Галя, будто с усилием вытащив свой взгляд из глубин равнодушного созерцания, уперла его в Диму рассеянно. Наверное, ей так хотелось – чтоб именно рассеянно. Наверное, она думала, что это со стороны очень романтично выглядит. Вроде как мне и дела никакого нет до вашего этого дурацкого разговору. На самом деле никакой такой рассеянности во взгляде ее вовсе не наблюдалось. Наоборот, кольнул он живейшим любопытством и прежней досадой. Вроде того – что это за идиотку ты в наш двухместный интим привел? Ну ладно, понятно еще, почему привел. Пожалел женщину. А вот по какому такому праву ты с ней разговоры всякие ведешь да шутки шутишь, очень хотелось бы знать…

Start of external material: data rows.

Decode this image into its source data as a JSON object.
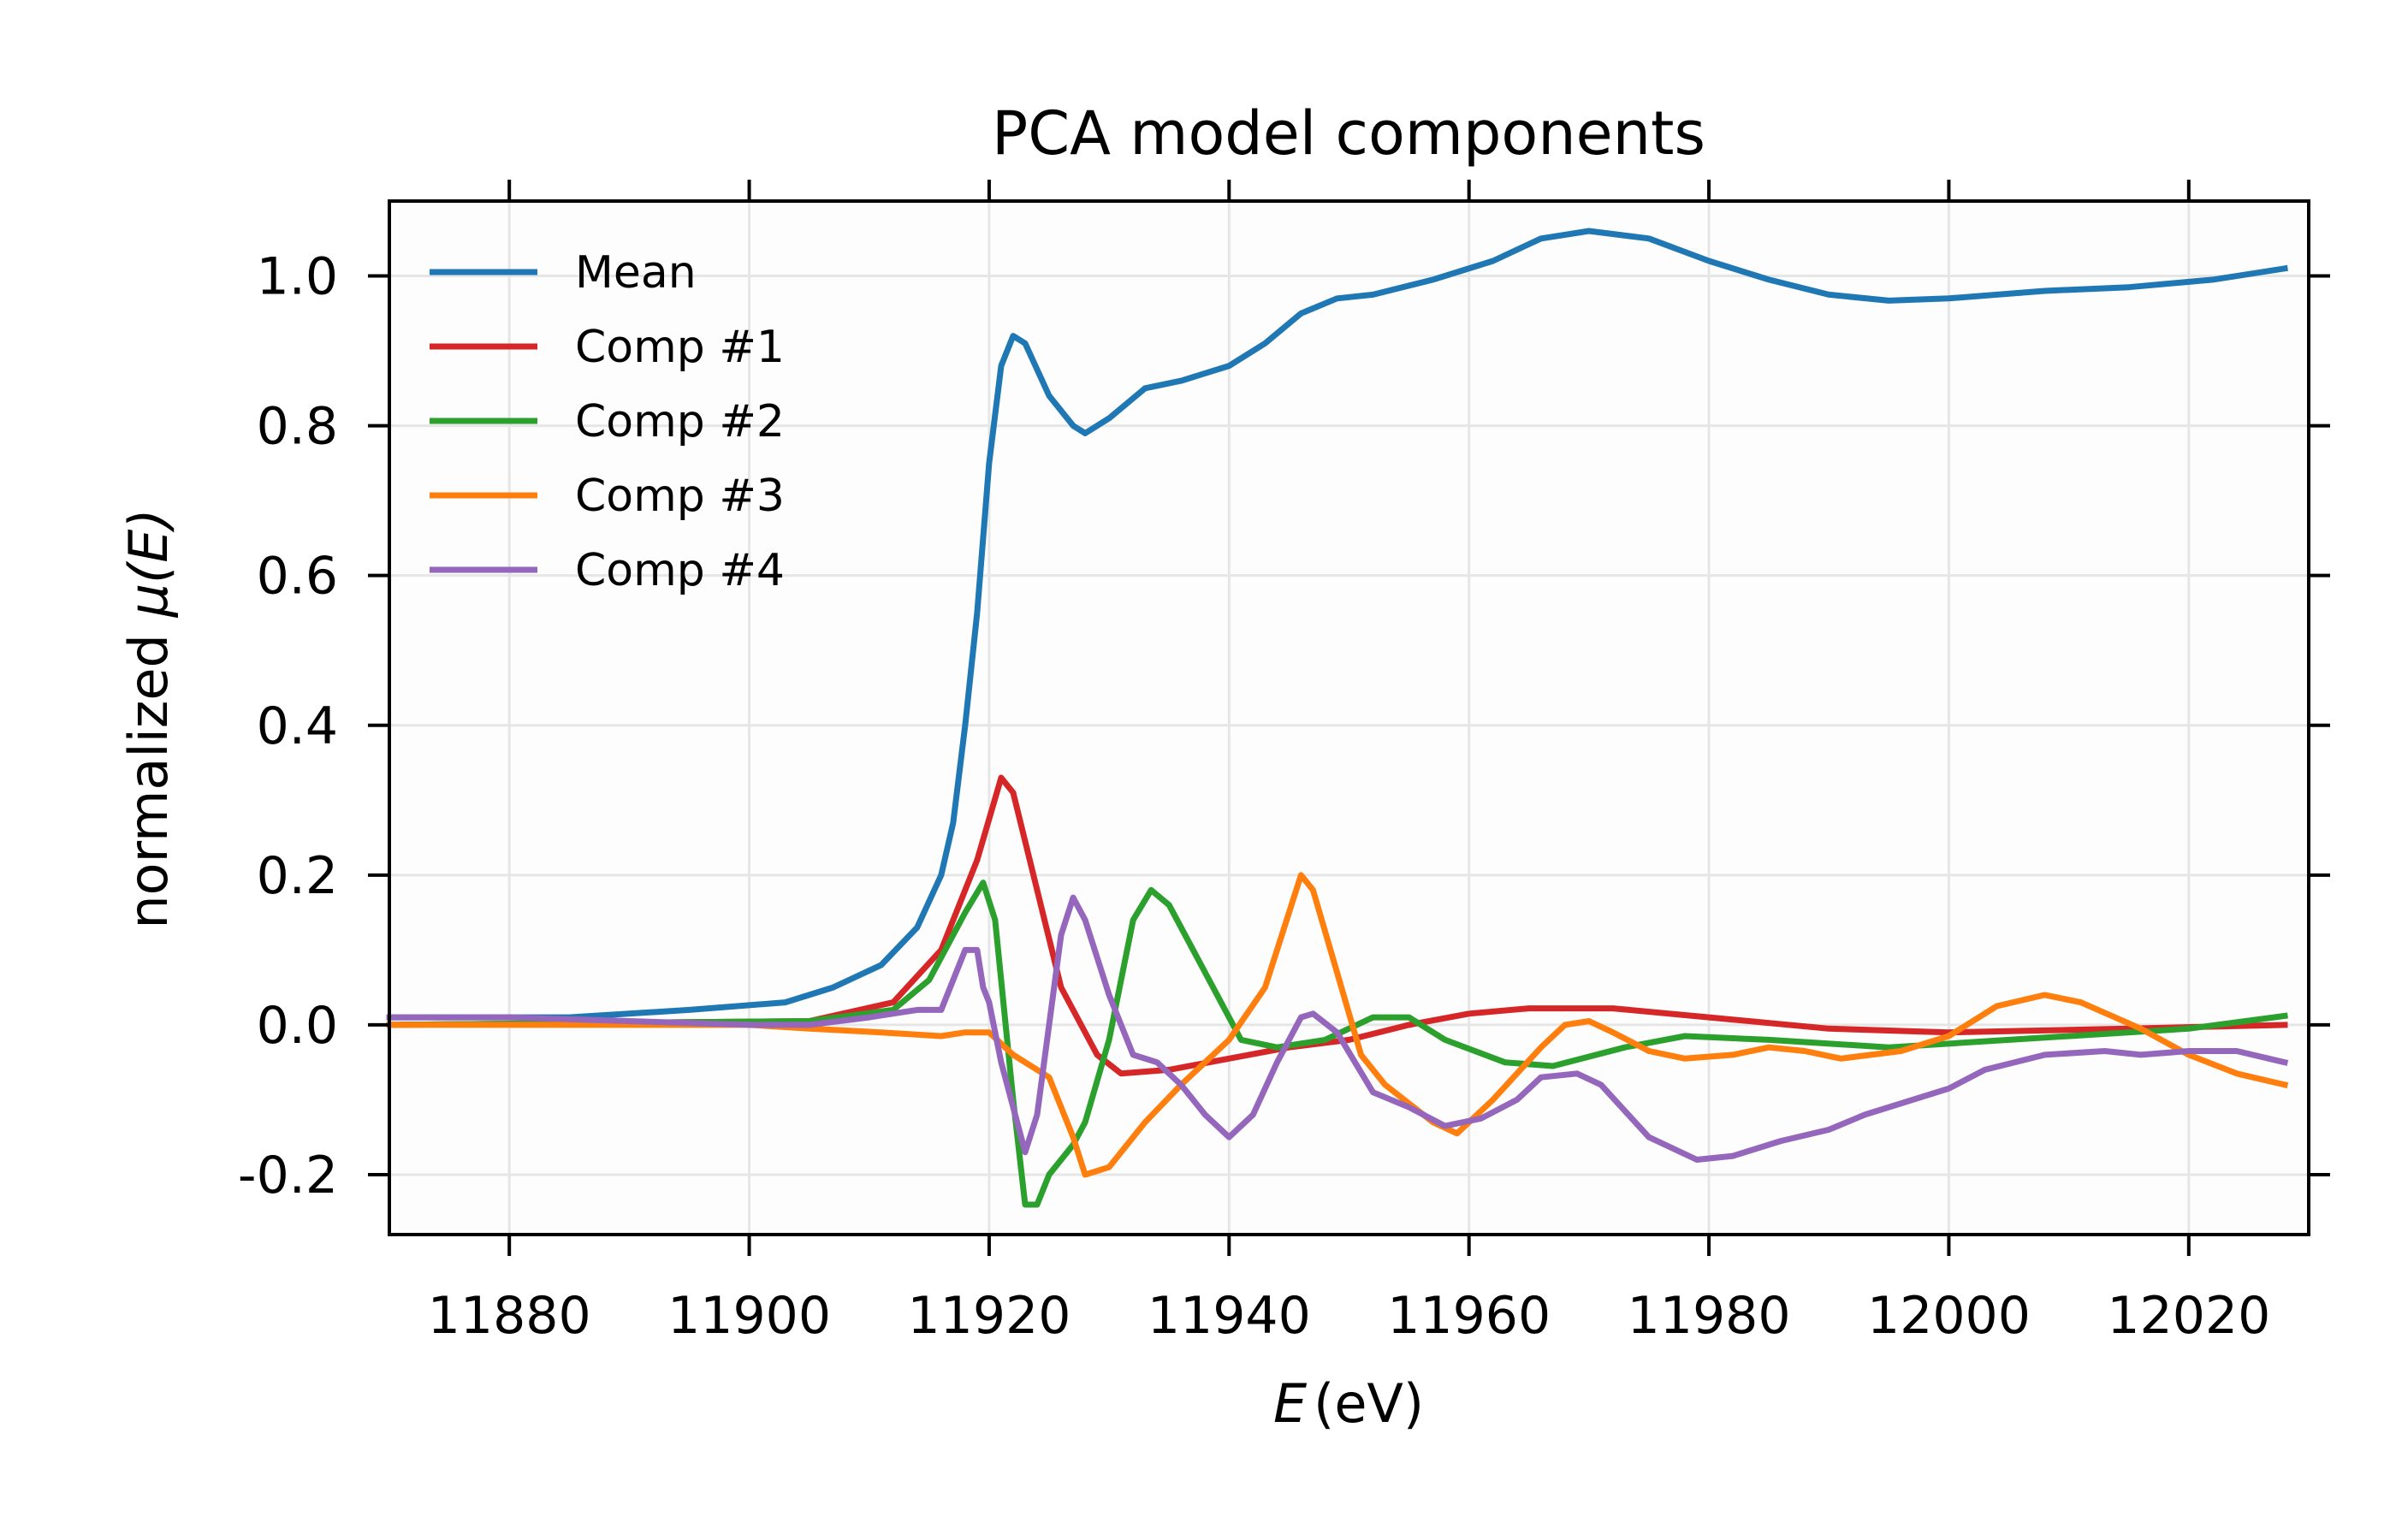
{
  "chart_data": {
    "type": "line",
    "title": "PCA model components",
    "xlabel_var": "E",
    "xlabel_unit": "(eV)",
    "ylabel_prefix": "normalized ",
    "ylabel_var": "μ(E)",
    "xlim": [
      11870,
      12030
    ],
    "ylim": [
      -0.28,
      1.1
    ],
    "xticks": [
      11880,
      11900,
      11920,
      11940,
      11960,
      11980,
      12000,
      12020
    ],
    "yticks": [
      -0.2,
      0.0,
      0.2,
      0.4,
      0.6,
      0.8,
      1.0
    ],
    "ytick_labels": [
      "-0.2",
      "0.0",
      "0.2",
      "0.4",
      "0.6",
      "0.8",
      "1.0"
    ],
    "grid": true,
    "legend_position": "top-left",
    "series": [
      {
        "name": "Mean",
        "color": "#1f77b4",
        "x": [
          11870,
          11885,
          11895,
          11903,
          11907,
          11911,
          11914,
          11916,
          11917,
          11918,
          11919,
          11920,
          11921,
          11922,
          11923,
          11925,
          11927,
          11928,
          11930,
          11933,
          11936,
          11940,
          11943,
          11946,
          11949,
          11952,
          11957,
          11962,
          11966,
          11970,
          11975,
          11980,
          11985,
          11990,
          11995,
          12000,
          12008,
          12015,
          12022,
          12028
        ],
        "y": [
          0.01,
          0.01,
          0.02,
          0.03,
          0.05,
          0.08,
          0.13,
          0.2,
          0.27,
          0.4,
          0.55,
          0.75,
          0.88,
          0.92,
          0.91,
          0.84,
          0.8,
          0.79,
          0.81,
          0.85,
          0.86,
          0.88,
          0.91,
          0.95,
          0.97,
          0.975,
          0.995,
          1.02,
          1.05,
          1.06,
          1.05,
          1.02,
          0.995,
          0.975,
          0.967,
          0.97,
          0.98,
          0.985,
          0.995,
          1.01
        ]
      },
      {
        "name": "Comp #1",
        "color": "#d62728",
        "x": [
          11870,
          11905,
          11912,
          11916,
          11919,
          11921,
          11922,
          11924,
          11926,
          11929,
          11931,
          11935,
          11940,
          11945,
          11950,
          11955,
          11960,
          11965,
          11972,
          11980,
          11990,
          12000,
          12015,
          12028
        ],
        "y": [
          0,
          0.005,
          0.03,
          0.1,
          0.22,
          0.33,
          0.31,
          0.18,
          0.05,
          -0.04,
          -0.065,
          -0.06,
          -0.045,
          -0.03,
          -0.02,
          0.0,
          0.015,
          0.022,
          0.022,
          0.01,
          -0.005,
          -0.01,
          -0.005,
          0
        ]
      },
      {
        "name": "Comp #2",
        "color": "#2ca02c",
        "x": [
          11870,
          11905,
          11912,
          11915,
          11918,
          11919.5,
          11920.5,
          11922,
          11923,
          11924,
          11925,
          11927,
          11928,
          11930,
          11932,
          11933.5,
          11935,
          11938,
          11941,
          11944,
          11948,
          11952,
          11955,
          11958,
          11963,
          11967,
          11973,
          11978,
          11985,
          11995,
          12005,
          12020,
          12028
        ],
        "y": [
          0,
          0.005,
          0.02,
          0.06,
          0.15,
          0.19,
          0.14,
          -0.1,
          -0.24,
          -0.24,
          -0.2,
          -0.16,
          -0.13,
          -0.02,
          0.14,
          0.18,
          0.16,
          0.07,
          -0.02,
          -0.03,
          -0.02,
          0.01,
          0.01,
          -0.02,
          -0.05,
          -0.055,
          -0.03,
          -0.015,
          -0.02,
          -0.03,
          -0.02,
          -0.005,
          0.012
        ]
      },
      {
        "name": "Comp #3",
        "color": "#ff7f0e",
        "x": [
          11870,
          11900,
          11905,
          11911,
          11916,
          11918,
          11920,
          11922,
          11925,
          11927,
          11928,
          11930,
          11933,
          11936,
          11940,
          11943,
          11945,
          11946,
          11947,
          11949,
          11951,
          11953,
          11957,
          11959,
          11962,
          11966,
          11968,
          11970,
          11972,
          11975,
          11978,
          11982,
          11985,
          11988,
          11991,
          11996,
          12000,
          12004,
          12008,
          12011,
          12016,
          12020,
          12024,
          12028
        ],
        "y": [
          0,
          0,
          -0.005,
          -0.01,
          -0.015,
          -0.01,
          -0.01,
          -0.04,
          -0.07,
          -0.15,
          -0.2,
          -0.19,
          -0.13,
          -0.08,
          -0.02,
          0.05,
          0.15,
          0.2,
          0.18,
          0.07,
          -0.04,
          -0.08,
          -0.13,
          -0.145,
          -0.1,
          -0.03,
          0.0,
          0.005,
          -0.01,
          -0.035,
          -0.045,
          -0.04,
          -0.03,
          -0.035,
          -0.045,
          -0.035,
          -0.015,
          0.025,
          0.04,
          0.03,
          -0.005,
          -0.04,
          -0.065,
          -0.08
        ]
      },
      {
        "name": "Comp #4",
        "color": "#9467bd",
        "x": [
          11870,
          11880,
          11890,
          11900,
          11905,
          11910,
          11914,
          11916,
          11917,
          11918,
          11919,
          11919.5,
          11920,
          11921,
          11923,
          11924,
          11925,
          11926,
          11927,
          11928,
          11930,
          11932,
          11934,
          11936,
          11938,
          11940,
          11942,
          11944,
          11946,
          11947,
          11949,
          11952,
          11955,
          11958,
          11961,
          11964,
          11966,
          11969,
          11971,
          11975,
          11979,
          11982,
          11986,
          11990,
          11993,
          12000,
          12003,
          12008,
          12013,
          12016,
          12020,
          12024,
          12028
        ],
        "y": [
          0.01,
          0.01,
          0.005,
          0.0,
          0.0,
          0.01,
          0.02,
          0.02,
          0.06,
          0.1,
          0.1,
          0.05,
          0.03,
          -0.05,
          -0.17,
          -0.12,
          0.0,
          0.12,
          0.17,
          0.14,
          0.04,
          -0.04,
          -0.05,
          -0.08,
          -0.12,
          -0.15,
          -0.12,
          -0.05,
          0.01,
          0.015,
          -0.01,
          -0.09,
          -0.11,
          -0.135,
          -0.125,
          -0.1,
          -0.07,
          -0.065,
          -0.08,
          -0.15,
          -0.18,
          -0.175,
          -0.155,
          -0.14,
          -0.12,
          -0.085,
          -0.06,
          -0.04,
          -0.035,
          -0.04,
          -0.035,
          -0.035,
          -0.05
        ]
      }
    ]
  }
}
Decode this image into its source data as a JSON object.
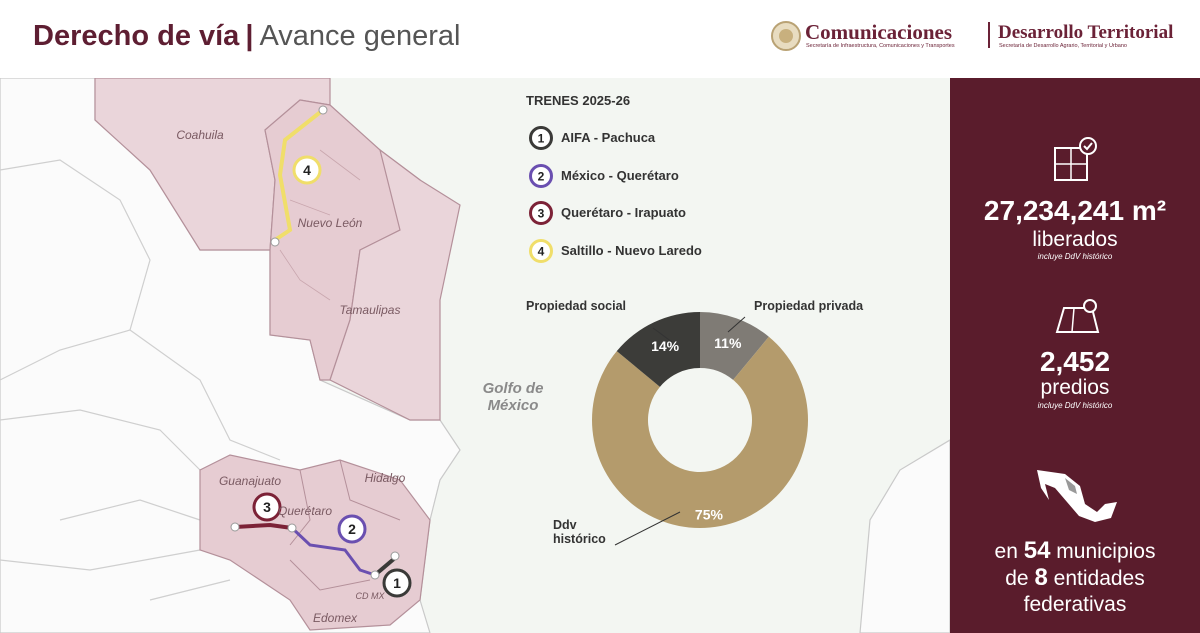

Попялившись таким образом на Диму и так и не ответив на его вопрос, Галя снова отвернула лицо к публике, отпила медленно из своего бокала, тем самым задав начало совершенно неловкой паузе. Дима уставился на нее в недоумении, поморгал светлыми короткими ресницами, а Женя даже рассердилась слегка – вот же поганка какая! Что она ей сделала-то? И так же понятно, что чувствует она себя свиньей бессовестной из-за неловкого этого вторжения, зачем же еще и усугублять эту ее неловкость? Еще и в неграмотности неприличной ее упрекнула! Да сама ты такая! Эх ты – нэсэ Галя воду, коромысло гнэтся…
– Дима, а как ваш маньяк себя чувствует? Не пришел в себя? А то, знаете, так и осталось непонятным, зачем он на мою соседку напал! – громко и отчетливо, специально для Гали, произнесла Женя. Видишь, мол, я ему никто! Кончай давай надуваться, как жаба! Я для него всего лишь проходящее по очередному делу лицо! И больше никто! А ты исподозревалась вся насквозь, изозлилась наизнанку…
– Да я как раз жду звонка из больницы… – вмиг подобравшись и сведя белесые брови домиком, серьезно ответил Дима. – Я утром звонил уже туда, сказали, что после обеда можно будет еще раз допросить. Если удастся узнать что-то ценное, я вам обязательно сообщу, Женя!
– Ну что ж, желаю успеха… – пробормотала Женя, торопливо прожевывая последний кусок бифштекса. – И спасибо вам, что приютили бедную женщину. А то до сих пор бы стояла со своим подносом, как попрошайка на богатом пиру… Я пойду, спасибо!
Она торопливо поднялась со стула, неловко нахлобучивая на себя шапку и одновременно закидывая на плечо ремень сумки. Галя, наконец, улыбнулась ей вполне благосклонно, даже зубки беленькие при этом показала – маленькие, остренькие…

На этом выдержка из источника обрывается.